A few moments went by. "I don't think I can tell you much without a release of information from Ms. Bishop."
I felt as though a weight had been lifted from my soul. First of all, Eisenstadt actually existed. Secondly, Julia was clearly her patient. "I completely understand," I said. "We haven't had time to dot our i's or cross our t's. You probably know Billy is still at large. I've had contact with him by phone. Anything you can share with me could help me-either to reach out to him now, or to help him in court later."
"Such as…" she said.
"Such as where you think he fits, in terms of family dynamics," I said, as a throwaway line. "Have you treated Ms. Bishop a long time?"
"Sporadically," Eisenstadt said, still sounding cautious.
"She summers on Nantucket, of course," I said.
Several more seconds passed. "More sporadically than that would explain. I think we've met four, possibly five times, in total. But that's really all I can say."
My confidence in Julia's story plummeted and all that weightiness settled right back inside me. I sat down. "I didn't know it was that infrequent," I said. "Perhaps you still feel you know her well enough to-"
"If you do get that release, I'd be happy to share the file."
"Would that include her letters?" I asked, reaching.
Eisenstadt was silent.
"Ms. Bishop mentioned she's written you, from time to time," I said. I could hear my tone of voice drift toward an investigator's, and I knew Eisenstadt would hear it, too.

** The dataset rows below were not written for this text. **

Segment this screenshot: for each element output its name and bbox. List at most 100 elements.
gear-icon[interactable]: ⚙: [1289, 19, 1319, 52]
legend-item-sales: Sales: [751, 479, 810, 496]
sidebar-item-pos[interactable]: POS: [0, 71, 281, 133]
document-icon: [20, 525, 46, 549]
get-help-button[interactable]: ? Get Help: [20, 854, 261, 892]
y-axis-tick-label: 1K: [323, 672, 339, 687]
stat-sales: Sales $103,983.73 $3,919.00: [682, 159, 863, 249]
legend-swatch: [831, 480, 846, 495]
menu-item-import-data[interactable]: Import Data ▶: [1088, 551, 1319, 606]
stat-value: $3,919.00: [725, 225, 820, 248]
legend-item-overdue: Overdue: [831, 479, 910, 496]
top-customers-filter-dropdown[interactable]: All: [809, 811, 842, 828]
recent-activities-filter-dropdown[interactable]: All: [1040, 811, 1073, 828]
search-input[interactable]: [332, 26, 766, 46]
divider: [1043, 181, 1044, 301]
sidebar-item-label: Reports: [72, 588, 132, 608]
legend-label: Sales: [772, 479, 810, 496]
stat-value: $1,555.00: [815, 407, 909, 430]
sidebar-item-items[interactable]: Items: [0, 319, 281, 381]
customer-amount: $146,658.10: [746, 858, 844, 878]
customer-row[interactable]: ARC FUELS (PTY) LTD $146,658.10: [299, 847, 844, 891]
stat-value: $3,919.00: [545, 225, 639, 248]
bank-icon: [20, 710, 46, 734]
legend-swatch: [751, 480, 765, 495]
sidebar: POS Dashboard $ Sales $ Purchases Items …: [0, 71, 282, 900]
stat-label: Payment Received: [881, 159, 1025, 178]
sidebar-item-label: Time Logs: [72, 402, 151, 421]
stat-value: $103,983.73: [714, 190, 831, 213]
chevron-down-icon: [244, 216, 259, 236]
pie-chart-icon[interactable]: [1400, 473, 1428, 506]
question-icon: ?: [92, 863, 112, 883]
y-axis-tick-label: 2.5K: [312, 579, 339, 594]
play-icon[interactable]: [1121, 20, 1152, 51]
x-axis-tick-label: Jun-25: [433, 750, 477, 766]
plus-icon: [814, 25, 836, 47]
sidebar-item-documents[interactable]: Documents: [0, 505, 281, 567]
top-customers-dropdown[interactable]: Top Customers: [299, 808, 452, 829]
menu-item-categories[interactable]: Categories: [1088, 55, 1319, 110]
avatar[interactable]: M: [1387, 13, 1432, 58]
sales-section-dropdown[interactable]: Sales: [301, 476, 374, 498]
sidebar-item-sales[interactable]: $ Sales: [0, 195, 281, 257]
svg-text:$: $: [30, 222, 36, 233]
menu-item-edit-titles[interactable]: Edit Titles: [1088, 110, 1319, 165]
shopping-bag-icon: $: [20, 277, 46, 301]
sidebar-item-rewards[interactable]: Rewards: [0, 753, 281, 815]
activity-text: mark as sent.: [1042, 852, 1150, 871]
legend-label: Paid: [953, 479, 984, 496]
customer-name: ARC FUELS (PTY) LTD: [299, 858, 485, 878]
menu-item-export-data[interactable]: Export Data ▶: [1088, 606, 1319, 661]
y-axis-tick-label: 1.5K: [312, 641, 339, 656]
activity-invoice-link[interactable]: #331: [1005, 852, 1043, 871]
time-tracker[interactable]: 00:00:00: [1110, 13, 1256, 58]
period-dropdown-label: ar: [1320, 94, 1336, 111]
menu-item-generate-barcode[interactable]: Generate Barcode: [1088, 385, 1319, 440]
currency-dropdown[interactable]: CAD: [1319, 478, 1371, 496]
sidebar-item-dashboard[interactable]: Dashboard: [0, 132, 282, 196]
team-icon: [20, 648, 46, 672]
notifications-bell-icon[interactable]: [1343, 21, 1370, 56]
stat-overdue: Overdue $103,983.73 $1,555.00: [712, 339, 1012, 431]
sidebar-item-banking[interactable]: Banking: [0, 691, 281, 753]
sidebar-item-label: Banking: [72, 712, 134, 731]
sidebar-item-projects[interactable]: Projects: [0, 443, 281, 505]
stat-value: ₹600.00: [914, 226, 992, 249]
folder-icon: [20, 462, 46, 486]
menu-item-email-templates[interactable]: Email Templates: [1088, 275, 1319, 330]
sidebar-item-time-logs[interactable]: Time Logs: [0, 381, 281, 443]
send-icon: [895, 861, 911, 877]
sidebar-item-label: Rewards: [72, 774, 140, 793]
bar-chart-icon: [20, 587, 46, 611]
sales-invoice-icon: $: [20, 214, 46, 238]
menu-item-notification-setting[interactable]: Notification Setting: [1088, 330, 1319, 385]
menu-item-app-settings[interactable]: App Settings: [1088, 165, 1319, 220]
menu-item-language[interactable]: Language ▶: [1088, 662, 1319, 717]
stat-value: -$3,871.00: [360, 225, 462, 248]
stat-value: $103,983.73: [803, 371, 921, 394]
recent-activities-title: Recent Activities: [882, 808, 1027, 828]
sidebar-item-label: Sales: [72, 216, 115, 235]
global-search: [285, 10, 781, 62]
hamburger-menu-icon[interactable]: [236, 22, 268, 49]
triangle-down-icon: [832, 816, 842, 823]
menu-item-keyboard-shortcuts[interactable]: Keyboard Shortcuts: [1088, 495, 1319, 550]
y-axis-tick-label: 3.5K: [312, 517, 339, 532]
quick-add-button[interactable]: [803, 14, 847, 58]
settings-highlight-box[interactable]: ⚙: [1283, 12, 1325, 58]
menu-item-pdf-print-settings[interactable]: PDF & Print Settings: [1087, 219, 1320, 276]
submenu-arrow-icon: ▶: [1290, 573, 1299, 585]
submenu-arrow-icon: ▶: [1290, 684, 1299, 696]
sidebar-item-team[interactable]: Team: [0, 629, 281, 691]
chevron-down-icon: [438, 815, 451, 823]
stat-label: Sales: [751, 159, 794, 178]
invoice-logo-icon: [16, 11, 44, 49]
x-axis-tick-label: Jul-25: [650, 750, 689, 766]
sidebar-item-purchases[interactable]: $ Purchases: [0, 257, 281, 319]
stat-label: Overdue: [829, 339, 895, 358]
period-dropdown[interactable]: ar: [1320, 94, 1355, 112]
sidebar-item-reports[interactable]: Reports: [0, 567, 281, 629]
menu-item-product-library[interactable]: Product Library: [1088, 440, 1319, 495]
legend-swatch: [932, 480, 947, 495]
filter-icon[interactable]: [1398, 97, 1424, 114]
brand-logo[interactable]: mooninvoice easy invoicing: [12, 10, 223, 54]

"Without a client's written permission, I can't confirm or deny the existence of any specific item in the medical record," she said flatly. "That's the law. I'm sure you're familiar with it."
"I understand," I said. I tried taking another tact. "Shall I have Ms. Bishop specifically authorize release of the letters, or would a general release of information suffice?"
"I can't say any more," she said, coldly this time.
"Of course. Thank you for your time. I'll be in touch."
"Not at all. I'll be happy to talk with you again." She hung up.
I stood there, holding the phone in one hand, rubbing my eyes with the other. It seemed beyond the realm of possibility to think that Julia could have bonded so closely with Eisenstadt in four or five hours as to have written that Eisenstadt "sustained" her, that she meditated "constantly" on their time together, and that she had the will to live only when "I think of seeing you." Eisenstadt was female, after all-the wrong gender to inspire that kind of intimacy from Julia.
Julia had another lover. I didn't know whether that fact itself, or her lying about it, troubled me more. In any case, the investigation had missed a critical beat: Interviewing whoever she had been sleeping with at the time of Brooke's murder.
There was no telling what such an interview would yield. What if Julia and her lover had plans to run off together-plans her lover abandoned when she became pregnant with the twins? What if Julia had come to see Brooke and Tess as the only barrier between her and a fresh start with another man?
Conversely, what if her lover had come to see the twins as an obstacle? A man might do anything to have Julia.
A dull headache had cropped up at the base of my skull. I needed better news. A little relief. Ballast. I dialed State Police headquarters and asked for Art Fields, feeling like I was pulling the lever on a one-armed bandit that had just swallowed my last coin. He picked up a minute later. "Frank Clevenger calling," I said.
"Glad you called."
"Do we know whose prints are on that negative yet?" I asked.
"Just one person's," Fields said tentatively. " Darwin Bishop's."
I felt like I had hit the jackpot. But Fields's voice didn't have celebration in it. "You don't sound satisfied with that," I said.
"There aren't any other prints," he said. "Not Billy Bishop's. Not anyone's. I would have liked to see one unidentified stray-from whoever processed the roll, some clerk in a store, whoever shot the film for Bishop and turned it over to him. Somebody."
"Wouldn't those people be trained to hold the negatives without touching the surfaces?" I asked. "Don't some of them wear gloves?"
"But a lot of them screw up, don't care, or whatever," Fields said. "So you have to wonder whether someone went to the trouble to keep the negative extra clean before it made its way to Bishop. And you have to wonder why."